Viral peeked around the man into his hotel room. He saw a woman sitting on her heels heating a roti over a kerosene burner.
“Chapati?” the man asked.
“No thanks, I’m good.”
“Adil,” the man said, holding out his elbow in greeting.
Viral told him his name and bumped Adil’s elbow with his own.
“How long have you guys been up here?” Viral asked, feeling the grip on his butt hole loosen.
“Day before last, same as you. Two days…or has it been three?
“I don’t know,” Viral said, increasingly worried about his loosening grip on time.
Sighing, Adil said, “It’s not so bad. Prakash knows the kitchen better than anyone.” He nodded toward a man carrying a sack of rice toward the freight elevator. “Don’t get any ideas about using the freight,” Adil said to Viral, winking.
Viral forced a smile, looked again toward the exit sign at the far end of the hallway. Adil leaned his shoulder against the door jam to his room, blocked Viral’s path with his hip. Slipping his hands into the pockets of his black dress pants, Adil bent his lips toward Viral’s ear.

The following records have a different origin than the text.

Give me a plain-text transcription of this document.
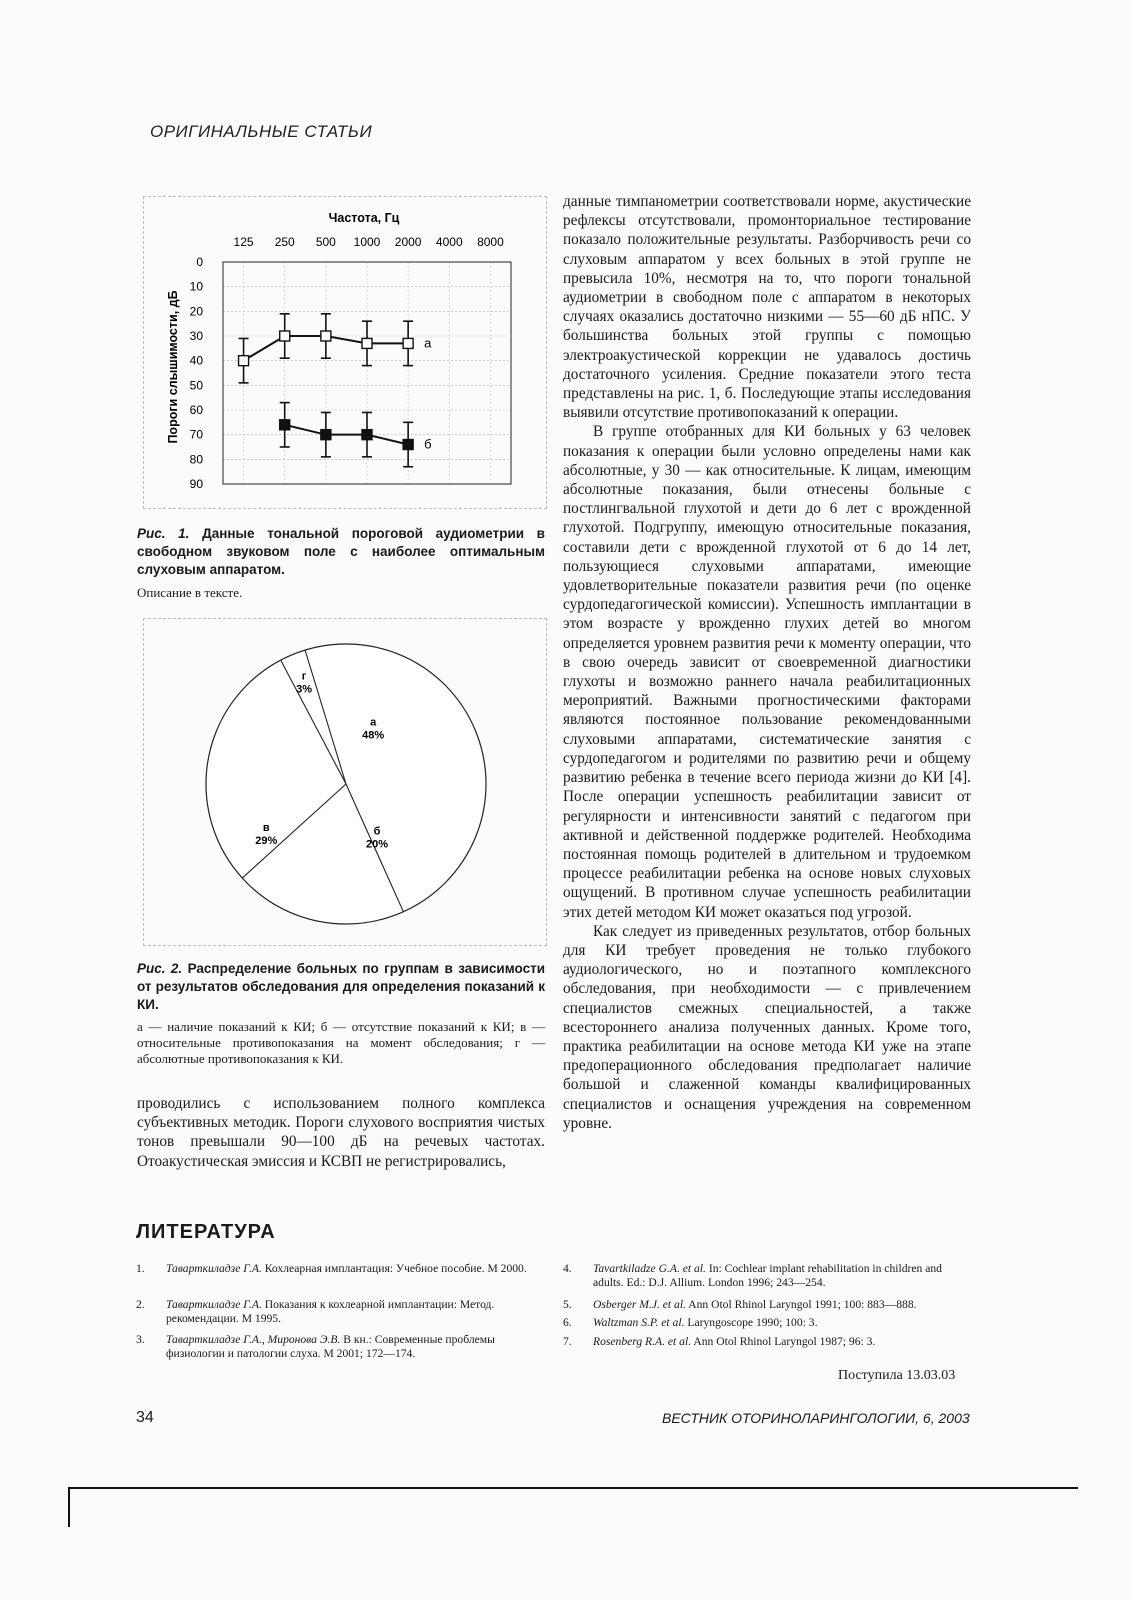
ОРИГИНАЛЬНЫЕ СТАТЬИ
Частота, Гц
125 250 500 1000 2000 4000 8000
0
10
20
30
40
50
60
70
80
90
Пороги слышимости, дБ	а
б
Рис. 1. Данные тональной пороговой аудиометрии в свободном звуковом поле с наиболее оптимальным слуховым аппаратом.
Описание в тексте.
а
48%
б
20%
в
29%
г
3%
Рис. 2. Распределение больных по группам в зависимости от результатов обследования для определения показаний к КИ.
а — наличие показаний к КИ; б — отсутствие показаний к КИ; в — относительные противопоказания на момент обследования; г — абсолютные противопоказания к КИ.
проводились с использованием полного комплекса субъективных методик. Пороги слухового восприятия чистых тонов превышали 90—100 дБ на речевых частотах. Отоакустическая эмиссия и КСВП не регистрировались,

данные тимпанометрии соответствовали норме, акустические рефлексы отсутствовали, промонториальное тестирование показало положительные результаты. Разборчивость речи со слуховым аппаратом у всех больных в этой группе не превысила 10%, несмотря на то, что пороги тональной аудиометрии в свободном поле с аппаратом в некоторых случаях оказались достаточно низкими — 55—60 дБ нПС. У большинства больных этой группы с помощью электроакустической коррекции не удавалось достичь достаточного усиления. Средние показатели этого теста представлены на рис. 1, б. Последующие этапы исследования выявили отсутствие противопоказаний к операции.

В группе отобранных для КИ больных у 63 человек показания к операции были условно определены нами как абсолютные, у 30 — как относительные. К лицам, имеющим абсолютные показания, были отнесены больные с постлингвальной глухотой и дети до 6 лет с врожденной глухотой. Подгруппу, имеющую относительные показания, составили дети с врожденной глухотой от 6 до 14 лет, пользующиеся слуховыми аппаратами, имеющие удовлетворительные показатели развития речи (по оценке сурдопедагогической комиссии). Успешность имплантации в этом возрасте у врожденно глухих детей во многом определяется уровнем развития речи к моменту операции, что в свою очередь зависит от своевременной диагностики глухоты и возможно раннего начала реабилитационных мероприятий. Важными прогностическими факторами являются постоянное пользование рекомендованными слуховыми аппаратами, систематические занятия с сурдопедагогом и родителями по развитию речи и общему развитию ребенка в течение всего периода жизни до КИ [4]. После операции успешность реабилитации зависит от регулярности и интенсивности занятий с педагогом при активной и действенной поддержке родителей. Необходима постоянная помощь родителей в длительном и трудоемком процессе реабилитации ребенка на основе новых слуховых ощущений. В противном случае успешность реабилитации этих детей методом КИ может оказаться под угрозой.

Как следует из приведенных результатов, отбор больных для КИ требует проведения не только глубокого аудиологического, но и поэтапного комплексного обследования, при необходимости — с привлечением специалистов смежных специальностей, а также всестороннего анализа полученных данных. Кроме того, практика реабилитации на основе метода КИ уже на этапе предоперационного обследования предполагает наличие большой и слаженной команды квалифицированных специалистов и оснащения учреждения на современном уровне.

ЛИТЕРАТУРА
1. Таварткиладзе Г.А. Кохлеарная имплантация: Учебное пособие. М 2000.
2. Таварткиладзе Г.А. Показания к кохлеарной имплантации: Метод. рекомендации. М 1995.
3. Таварткиладзе Г.А., Миронова Э.В. В кн.: Современные проблемы физиологии и патологии слуха. М 2001; 172—174.
4. Tavartkiladze G.A. et al. In: Cochlear implant rehabilitation in children and adults. Ed.: D.J. Allium. London 1996; 243—254.
5. Osberger M.J. et al. Ann Otol Rhinol Laryngol 1991; 100: 883—888.
6. Waltzman S.P. et al. Laryngoscope 1990; 100: 3.
7. Rosenberg R.A. et al. Ann Otol Rhinol Laryngol 1987; 96: 3.
Поступила 13.03.03
34	ВЕСТНИК ОТОРИНОЛАРИНГОЛОГИИ, 6, 2003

“Now, you didn’t tell me what you were doing up here,” he said.
“Maybe the little lamb lost his way,” a slurring tenor said from behind Viral.
“Easy, Karu,” Adil said.
“What?” said Karu, poking his finger through his belly hair into his navel. Viral could see his dark nipples through Karu’s A-shirt, worn from too many wears and not enough washings. “Maybe he’s a carrier. I should give him a test.”
Adil put his hand on Karu’s arm. “I told you we need to save those,” he said.
Karu snapped his arm free. “Ain’t no one made you the boss,” he hissed.
A woman called him by his name. “Leave the boy be,” she said from the doorway to her room. “Come finish with Bonnie before I start the home school.”
Karu ran his tongue over his curled lips, growled as he turned from Viral and cast one last glare at Adil.
“I hope we’re not stuck too long in here with the likes of him,” Adil said.
“When can you go home?” Viral asked.
“When can you?”
“We’re here on a project.”
“What kind?”
“I can’t really say,” Viral said, scratching at the skin behind his ear.
“If you know something I don’t, you should tell me,” Adil said.
Viral held up his open hands, shrugged. “I just do what I’m told.”
“The babysitter, right,” Adil said.
Viral pointed his chin over Adil’s shoulder. “Is that your wife?”
“Sister.”
“Can I bring you guys anything?”
“I said you’re not supposed to be up here.”
“I was wandering…thinking,” Viral said.
Adil looked to Viral like he understood. “All this for a cold, can you believe it?”
“It’s still sinking in.”
“If the hotel stays closed much longer, money is going to get tight.”
“It shouldn’t be too much longer.”
“All that equipment that came through yesterday, that you guys?”
“Yeah.”
Raising one of his thick eyebrows, Adil said, “A lot of hardware for I don’t know.”
“I know as much as the next guy,” Viral said.
“If you knew more would you say?”
“Probably not.”
Adil smiled. He lightly punched Viral on the shoulder. “Well, my nephew’s got asthma. Too long in this place and the dust will kick it up. If you all are up to something down there, make it quick would you?”
Viral nodded. Adil turned his shoulder toward his room. “That door at the end of the hall will slam if you let it,” he said.
“I won’t,” Viral said.
“You take care of yourself, Viral,” Adil said. “And lock up at night,” he added, “Karu tends to walk when he sleeps.”
After Adil closed the door to room 604 Viral looked down the hallway behind him. It was empty once again. He wondered if he’d imagined the whole thing, or if there really were a handful of families sharing rooms on the floor.
The chill he got kept him from wondering too long. He moved quickly toward the stairwell. In the back of his mind his thoughts churned like rapids. What would be worse, he asked himself: if the conversation he had just had was real, that there was a hirsute, South Asian predator wandering the hallways while people slept, or if Viral’s grasp on reality was as feckless as the faith he had that anyone, anywhere knew what the fuck was going on.